OWYHEE DAM (Day 3 - part 3)
Our morning's flight (red numbers): (1) airport; (2) Black Canyon Dam; (3) cycle park; (4) Lake Lowell; (5) Lizard Butte
Our current drive (blue): (1) Garage Cafe; (2) hop fields; (3) Owyee Dam; (4) wineries
Eventually we left the hop fields and other crops appeared.
Potatoes, perhaps?
Crossing into Oregon
The Snake River
The Owyhee River Canyonlands was also a volcanic creation.
The Yellowstone hotspot (the same one that created Craters of the Moon) was also here, around 15 million years ago. Remember, it wasn't the hot spot that moved, but rather the land itself moved over it.
On each side of the river was a long, large white pipe. Known as the Owyhee siphon, they are part of a large irrigation project that distributes water from the reservoir to the surrounding farmlands. The Owyhee Project includes the Owyhee Dam (which we were on our way to see), canals, pipelines, tunnels and pumping plants.
The pipe disappeared into the ground, under the road.
Connecting with the top of each pipe was a canal (which we couldn't see from the road but is visible from this aerial map).
Rugged, volcanic rock
The Owyhee River flows through this wilderness for 120 miles.
Fishermen
(left) A large camper gives some sense of scale.
Eventually we arrived at the dam.
The Owyhee Dam is a concrete arch-gravity dam on the Owyhee River. It was completed in 1932 during the Great Depression. The dam generates electricity and provides irrigation water for both Oregon and Idaho. At over 417 feet tall, it was world's highest dam upon completion (but was surpassed in 1934 by a dam in France which was 448 feet tall). It is 833 feet long along the crest (265 feet wide at the base).
Front (river) side of the dam
Water can be released from the dam via these outlet pipes.

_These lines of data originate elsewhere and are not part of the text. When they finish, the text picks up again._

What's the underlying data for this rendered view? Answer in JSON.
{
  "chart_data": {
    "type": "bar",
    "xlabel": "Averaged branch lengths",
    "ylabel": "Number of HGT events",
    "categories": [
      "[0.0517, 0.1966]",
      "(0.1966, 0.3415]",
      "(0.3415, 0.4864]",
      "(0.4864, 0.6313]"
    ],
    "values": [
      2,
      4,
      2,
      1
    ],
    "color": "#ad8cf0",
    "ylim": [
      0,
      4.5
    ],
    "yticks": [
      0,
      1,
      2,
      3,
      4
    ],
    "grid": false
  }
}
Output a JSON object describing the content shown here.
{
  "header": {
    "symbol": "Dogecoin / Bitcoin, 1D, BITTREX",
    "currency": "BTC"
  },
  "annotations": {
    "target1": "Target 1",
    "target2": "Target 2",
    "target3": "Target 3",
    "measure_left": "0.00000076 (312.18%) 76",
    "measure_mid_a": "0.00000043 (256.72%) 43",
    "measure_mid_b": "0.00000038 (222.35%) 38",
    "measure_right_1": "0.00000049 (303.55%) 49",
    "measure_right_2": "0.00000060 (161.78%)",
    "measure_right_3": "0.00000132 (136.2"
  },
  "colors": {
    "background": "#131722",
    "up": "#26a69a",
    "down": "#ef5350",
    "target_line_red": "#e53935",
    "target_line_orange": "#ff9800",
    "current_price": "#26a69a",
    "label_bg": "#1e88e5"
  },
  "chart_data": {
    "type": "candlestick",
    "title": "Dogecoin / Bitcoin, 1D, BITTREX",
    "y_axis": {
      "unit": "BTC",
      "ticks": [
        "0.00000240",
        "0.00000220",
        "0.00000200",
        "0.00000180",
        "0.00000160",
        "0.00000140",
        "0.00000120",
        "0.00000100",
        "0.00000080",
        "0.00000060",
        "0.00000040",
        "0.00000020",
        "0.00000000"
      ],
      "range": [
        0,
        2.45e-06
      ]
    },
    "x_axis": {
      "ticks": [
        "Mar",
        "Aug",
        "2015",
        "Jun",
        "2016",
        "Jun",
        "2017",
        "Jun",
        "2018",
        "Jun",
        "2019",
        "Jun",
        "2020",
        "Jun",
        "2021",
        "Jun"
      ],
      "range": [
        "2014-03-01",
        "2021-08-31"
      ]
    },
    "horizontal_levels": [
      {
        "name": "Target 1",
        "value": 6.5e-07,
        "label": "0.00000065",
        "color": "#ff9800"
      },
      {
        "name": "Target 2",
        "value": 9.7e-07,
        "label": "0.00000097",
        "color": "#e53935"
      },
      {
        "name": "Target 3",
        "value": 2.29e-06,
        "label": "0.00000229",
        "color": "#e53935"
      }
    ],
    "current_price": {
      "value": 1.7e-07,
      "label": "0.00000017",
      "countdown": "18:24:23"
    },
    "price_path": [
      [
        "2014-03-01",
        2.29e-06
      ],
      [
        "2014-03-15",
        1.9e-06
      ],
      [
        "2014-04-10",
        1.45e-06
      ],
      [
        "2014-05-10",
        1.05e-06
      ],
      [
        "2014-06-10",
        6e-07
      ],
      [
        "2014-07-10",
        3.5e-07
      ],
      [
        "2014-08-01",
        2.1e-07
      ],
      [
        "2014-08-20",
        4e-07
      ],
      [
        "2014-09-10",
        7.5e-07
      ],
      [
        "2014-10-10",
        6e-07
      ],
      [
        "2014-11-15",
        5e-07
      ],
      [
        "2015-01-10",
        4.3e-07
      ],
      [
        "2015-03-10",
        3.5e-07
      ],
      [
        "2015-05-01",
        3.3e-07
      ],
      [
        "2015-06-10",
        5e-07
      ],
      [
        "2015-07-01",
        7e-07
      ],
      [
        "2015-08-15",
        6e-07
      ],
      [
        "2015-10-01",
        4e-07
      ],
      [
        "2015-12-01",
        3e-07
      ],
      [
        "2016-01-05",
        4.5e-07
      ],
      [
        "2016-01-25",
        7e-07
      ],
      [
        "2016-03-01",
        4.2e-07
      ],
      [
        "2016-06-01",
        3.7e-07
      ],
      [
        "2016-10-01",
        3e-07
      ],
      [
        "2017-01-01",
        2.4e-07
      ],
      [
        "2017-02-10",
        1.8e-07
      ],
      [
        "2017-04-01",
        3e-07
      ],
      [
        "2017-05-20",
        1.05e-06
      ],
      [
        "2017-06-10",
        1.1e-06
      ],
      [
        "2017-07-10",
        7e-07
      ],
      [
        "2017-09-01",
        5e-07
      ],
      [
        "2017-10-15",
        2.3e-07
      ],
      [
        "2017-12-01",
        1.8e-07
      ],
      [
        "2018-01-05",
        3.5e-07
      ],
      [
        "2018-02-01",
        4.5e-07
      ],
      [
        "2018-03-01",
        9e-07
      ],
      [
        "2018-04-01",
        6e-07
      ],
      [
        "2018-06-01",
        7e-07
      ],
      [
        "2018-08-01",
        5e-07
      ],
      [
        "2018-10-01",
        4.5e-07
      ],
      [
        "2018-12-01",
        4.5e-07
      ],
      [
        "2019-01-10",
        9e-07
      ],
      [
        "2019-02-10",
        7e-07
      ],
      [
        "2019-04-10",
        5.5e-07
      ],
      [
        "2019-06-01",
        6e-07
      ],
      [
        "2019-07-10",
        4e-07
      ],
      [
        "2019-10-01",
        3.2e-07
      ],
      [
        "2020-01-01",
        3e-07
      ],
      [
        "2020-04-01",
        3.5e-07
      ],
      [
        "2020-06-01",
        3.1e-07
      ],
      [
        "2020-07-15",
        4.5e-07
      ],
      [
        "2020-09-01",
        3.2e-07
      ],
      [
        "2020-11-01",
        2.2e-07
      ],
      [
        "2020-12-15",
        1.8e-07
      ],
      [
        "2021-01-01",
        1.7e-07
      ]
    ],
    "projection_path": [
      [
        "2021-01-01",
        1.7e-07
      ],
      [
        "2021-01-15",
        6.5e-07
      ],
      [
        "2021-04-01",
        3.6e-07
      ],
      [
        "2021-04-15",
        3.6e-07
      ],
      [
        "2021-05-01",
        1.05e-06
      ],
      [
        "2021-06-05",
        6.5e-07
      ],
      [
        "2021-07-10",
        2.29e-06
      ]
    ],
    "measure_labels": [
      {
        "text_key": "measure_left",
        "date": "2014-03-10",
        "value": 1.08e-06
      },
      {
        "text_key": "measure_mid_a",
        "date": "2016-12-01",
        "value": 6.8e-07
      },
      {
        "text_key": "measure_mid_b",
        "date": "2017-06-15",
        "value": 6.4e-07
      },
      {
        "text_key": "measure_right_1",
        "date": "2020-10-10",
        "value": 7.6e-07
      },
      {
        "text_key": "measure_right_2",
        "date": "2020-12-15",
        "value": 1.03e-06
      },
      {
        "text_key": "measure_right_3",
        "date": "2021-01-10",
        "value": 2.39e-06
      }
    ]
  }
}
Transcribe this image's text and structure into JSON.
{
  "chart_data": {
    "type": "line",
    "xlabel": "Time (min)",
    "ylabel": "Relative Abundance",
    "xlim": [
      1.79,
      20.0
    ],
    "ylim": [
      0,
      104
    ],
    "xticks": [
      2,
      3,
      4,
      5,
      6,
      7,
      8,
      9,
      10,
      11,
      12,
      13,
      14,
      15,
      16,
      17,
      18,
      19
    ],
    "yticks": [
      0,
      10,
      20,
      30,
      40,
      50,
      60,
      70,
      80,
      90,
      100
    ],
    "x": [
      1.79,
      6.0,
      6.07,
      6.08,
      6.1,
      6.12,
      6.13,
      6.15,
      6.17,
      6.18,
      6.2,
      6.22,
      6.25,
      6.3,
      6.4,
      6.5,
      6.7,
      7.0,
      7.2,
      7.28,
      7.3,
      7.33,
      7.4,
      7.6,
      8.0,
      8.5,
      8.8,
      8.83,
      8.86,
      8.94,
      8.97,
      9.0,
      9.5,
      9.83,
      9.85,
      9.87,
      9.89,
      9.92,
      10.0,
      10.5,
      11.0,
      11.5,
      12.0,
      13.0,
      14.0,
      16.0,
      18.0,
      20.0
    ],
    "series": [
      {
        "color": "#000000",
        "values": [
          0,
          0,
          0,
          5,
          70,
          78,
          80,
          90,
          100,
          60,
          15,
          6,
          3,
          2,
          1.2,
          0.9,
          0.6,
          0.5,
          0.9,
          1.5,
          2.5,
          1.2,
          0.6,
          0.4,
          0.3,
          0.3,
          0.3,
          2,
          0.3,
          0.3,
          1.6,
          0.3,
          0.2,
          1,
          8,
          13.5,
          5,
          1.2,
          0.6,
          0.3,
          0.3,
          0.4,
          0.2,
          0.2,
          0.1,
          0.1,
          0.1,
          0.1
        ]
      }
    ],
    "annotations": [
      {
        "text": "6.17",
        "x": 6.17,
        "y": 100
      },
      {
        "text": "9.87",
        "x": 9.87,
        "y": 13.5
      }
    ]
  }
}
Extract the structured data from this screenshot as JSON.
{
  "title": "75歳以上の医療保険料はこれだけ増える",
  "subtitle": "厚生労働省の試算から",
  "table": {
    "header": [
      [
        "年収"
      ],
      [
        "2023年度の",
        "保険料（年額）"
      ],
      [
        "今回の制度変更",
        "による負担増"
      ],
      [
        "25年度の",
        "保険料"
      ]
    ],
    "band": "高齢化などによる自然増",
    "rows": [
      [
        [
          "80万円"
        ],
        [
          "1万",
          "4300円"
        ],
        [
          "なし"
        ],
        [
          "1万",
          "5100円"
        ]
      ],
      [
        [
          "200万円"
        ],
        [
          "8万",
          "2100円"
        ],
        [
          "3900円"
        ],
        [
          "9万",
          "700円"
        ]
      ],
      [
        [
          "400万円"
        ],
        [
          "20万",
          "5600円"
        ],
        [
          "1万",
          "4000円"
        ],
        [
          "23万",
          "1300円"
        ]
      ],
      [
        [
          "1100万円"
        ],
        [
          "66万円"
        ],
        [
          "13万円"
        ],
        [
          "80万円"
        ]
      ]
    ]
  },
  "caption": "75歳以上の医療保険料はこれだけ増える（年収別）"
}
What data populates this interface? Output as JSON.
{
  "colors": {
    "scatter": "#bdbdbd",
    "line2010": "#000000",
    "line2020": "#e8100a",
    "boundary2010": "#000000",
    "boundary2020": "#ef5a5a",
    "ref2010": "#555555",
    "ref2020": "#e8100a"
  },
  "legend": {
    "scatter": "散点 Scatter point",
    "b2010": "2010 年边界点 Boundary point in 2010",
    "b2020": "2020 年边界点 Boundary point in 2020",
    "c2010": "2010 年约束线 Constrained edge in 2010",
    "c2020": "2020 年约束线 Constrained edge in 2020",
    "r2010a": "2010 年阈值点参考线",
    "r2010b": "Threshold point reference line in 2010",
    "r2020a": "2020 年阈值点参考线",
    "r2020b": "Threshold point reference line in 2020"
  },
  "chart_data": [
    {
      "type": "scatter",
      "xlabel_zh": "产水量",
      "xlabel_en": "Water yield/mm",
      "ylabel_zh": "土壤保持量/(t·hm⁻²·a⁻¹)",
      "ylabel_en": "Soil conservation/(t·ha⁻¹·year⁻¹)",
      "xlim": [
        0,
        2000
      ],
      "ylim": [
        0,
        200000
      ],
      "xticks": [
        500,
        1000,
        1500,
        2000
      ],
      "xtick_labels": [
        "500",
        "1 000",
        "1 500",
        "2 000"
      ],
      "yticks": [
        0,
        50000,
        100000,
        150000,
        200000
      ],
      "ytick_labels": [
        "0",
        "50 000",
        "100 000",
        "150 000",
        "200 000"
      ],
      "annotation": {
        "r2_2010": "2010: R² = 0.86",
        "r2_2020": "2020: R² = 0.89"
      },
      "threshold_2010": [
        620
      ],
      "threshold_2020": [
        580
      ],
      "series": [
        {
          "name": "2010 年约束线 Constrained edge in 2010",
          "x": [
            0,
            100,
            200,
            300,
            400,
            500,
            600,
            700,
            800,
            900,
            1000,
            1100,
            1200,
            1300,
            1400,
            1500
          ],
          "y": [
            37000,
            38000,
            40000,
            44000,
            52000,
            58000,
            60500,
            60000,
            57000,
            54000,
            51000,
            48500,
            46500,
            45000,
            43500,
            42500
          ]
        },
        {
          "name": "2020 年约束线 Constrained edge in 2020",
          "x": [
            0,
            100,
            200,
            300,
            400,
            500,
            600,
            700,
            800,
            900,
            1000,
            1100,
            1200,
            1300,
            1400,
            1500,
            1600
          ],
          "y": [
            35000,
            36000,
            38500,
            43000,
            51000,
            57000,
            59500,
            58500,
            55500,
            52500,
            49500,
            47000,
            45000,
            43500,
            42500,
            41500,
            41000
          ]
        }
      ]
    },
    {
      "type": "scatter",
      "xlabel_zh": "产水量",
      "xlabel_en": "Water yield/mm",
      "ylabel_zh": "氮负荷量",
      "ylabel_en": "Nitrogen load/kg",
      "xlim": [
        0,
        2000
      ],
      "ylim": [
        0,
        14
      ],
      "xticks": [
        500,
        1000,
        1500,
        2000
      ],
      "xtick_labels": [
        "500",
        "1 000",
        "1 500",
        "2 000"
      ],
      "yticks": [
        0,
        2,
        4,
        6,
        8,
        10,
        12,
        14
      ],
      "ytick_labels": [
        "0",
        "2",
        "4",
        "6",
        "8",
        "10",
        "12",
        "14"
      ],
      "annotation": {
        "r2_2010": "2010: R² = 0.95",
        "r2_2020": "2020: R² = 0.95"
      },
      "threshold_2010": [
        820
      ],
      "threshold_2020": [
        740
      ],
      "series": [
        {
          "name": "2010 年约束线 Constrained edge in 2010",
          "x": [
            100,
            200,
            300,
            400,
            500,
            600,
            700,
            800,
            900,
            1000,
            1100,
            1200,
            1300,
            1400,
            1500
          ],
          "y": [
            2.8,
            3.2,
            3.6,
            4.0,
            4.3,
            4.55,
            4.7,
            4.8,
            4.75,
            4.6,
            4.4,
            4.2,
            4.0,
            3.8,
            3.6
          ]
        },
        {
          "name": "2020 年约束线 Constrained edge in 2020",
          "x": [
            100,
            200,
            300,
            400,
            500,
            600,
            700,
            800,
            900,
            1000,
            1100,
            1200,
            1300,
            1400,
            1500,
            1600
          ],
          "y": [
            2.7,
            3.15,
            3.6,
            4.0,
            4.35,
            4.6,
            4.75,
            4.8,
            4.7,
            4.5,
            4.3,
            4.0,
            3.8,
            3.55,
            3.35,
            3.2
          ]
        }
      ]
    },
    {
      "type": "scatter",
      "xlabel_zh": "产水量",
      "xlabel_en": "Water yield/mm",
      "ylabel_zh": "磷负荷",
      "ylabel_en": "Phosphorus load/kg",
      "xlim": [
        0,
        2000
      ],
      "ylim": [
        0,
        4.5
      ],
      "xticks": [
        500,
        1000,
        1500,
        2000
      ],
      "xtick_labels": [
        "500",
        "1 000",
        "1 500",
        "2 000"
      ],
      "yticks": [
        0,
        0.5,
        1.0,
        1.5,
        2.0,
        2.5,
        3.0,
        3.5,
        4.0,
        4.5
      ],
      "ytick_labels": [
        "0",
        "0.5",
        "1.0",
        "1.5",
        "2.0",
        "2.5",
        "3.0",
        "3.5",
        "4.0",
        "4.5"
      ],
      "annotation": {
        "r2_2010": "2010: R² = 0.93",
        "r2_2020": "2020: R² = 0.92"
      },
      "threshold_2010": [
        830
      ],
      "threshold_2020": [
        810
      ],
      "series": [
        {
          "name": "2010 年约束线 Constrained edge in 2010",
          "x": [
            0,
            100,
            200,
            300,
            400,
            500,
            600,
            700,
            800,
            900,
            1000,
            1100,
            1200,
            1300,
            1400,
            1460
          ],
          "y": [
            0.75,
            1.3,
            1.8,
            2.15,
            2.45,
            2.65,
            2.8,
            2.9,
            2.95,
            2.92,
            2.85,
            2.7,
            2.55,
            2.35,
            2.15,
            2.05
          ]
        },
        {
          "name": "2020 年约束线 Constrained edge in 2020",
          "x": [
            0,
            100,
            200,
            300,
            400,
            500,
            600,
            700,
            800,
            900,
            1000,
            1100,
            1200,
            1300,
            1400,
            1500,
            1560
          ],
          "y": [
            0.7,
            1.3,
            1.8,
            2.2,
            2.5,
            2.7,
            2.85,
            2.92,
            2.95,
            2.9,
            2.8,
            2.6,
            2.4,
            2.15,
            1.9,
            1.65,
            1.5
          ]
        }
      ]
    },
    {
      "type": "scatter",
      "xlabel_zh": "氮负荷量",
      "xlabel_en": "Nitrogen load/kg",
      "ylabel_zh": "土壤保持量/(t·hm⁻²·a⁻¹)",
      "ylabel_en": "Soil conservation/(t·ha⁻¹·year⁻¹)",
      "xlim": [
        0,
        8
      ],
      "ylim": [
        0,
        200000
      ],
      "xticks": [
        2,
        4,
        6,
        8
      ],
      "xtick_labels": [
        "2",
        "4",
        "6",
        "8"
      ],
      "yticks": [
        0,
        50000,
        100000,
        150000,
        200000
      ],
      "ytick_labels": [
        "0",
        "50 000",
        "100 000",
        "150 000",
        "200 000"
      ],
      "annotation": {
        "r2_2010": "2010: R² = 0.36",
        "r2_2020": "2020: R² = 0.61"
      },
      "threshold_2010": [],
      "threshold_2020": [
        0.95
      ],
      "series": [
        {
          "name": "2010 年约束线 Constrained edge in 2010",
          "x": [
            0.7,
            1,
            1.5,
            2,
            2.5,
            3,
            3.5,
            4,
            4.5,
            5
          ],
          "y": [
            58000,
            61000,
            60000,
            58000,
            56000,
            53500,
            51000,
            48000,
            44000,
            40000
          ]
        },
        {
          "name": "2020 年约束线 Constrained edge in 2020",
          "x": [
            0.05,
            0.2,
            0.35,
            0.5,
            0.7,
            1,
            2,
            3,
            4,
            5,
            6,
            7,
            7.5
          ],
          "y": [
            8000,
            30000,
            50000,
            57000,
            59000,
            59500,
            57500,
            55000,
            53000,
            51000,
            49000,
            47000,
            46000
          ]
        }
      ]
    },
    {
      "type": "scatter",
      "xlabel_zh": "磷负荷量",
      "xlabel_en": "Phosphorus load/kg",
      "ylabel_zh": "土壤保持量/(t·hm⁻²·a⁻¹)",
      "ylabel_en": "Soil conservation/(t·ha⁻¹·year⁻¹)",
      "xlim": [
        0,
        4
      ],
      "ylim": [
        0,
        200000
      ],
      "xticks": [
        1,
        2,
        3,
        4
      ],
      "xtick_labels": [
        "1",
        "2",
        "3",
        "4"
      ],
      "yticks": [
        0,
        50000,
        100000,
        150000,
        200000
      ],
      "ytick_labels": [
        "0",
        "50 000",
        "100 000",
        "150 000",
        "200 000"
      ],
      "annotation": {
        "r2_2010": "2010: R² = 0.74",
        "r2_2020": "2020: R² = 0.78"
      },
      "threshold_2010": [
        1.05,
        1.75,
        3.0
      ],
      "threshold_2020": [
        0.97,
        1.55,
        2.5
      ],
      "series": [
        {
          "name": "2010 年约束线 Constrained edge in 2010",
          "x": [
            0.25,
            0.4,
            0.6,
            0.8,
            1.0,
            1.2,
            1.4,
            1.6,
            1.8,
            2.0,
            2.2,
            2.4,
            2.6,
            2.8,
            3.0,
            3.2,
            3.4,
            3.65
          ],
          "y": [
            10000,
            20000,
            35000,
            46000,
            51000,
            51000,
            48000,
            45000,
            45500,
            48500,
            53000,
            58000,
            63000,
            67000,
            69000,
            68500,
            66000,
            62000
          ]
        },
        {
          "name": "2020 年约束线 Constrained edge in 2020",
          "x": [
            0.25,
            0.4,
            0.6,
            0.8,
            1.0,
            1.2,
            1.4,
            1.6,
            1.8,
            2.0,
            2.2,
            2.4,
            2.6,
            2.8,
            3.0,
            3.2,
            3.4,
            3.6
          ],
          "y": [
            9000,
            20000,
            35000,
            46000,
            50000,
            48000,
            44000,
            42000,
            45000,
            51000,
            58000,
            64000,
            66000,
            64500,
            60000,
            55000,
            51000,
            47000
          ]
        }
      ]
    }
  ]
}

Possibly an old pumping station, or some other once-helpful building
Top of the dam
Back (reservoir) side of the dam
This spillway is in the form of a 60-foot-diameter tunnel. It's mostly needed during the spring run-off.
Sean overlooks the Owyhee Reservoir.
Markings of previous water levels
A variety of rock colors
The road continued on but we knew it would quickly get too rough for our vehicle.
We took a short climb up a hill to the power station that overlooked the dam.
Power is carried away down the valley.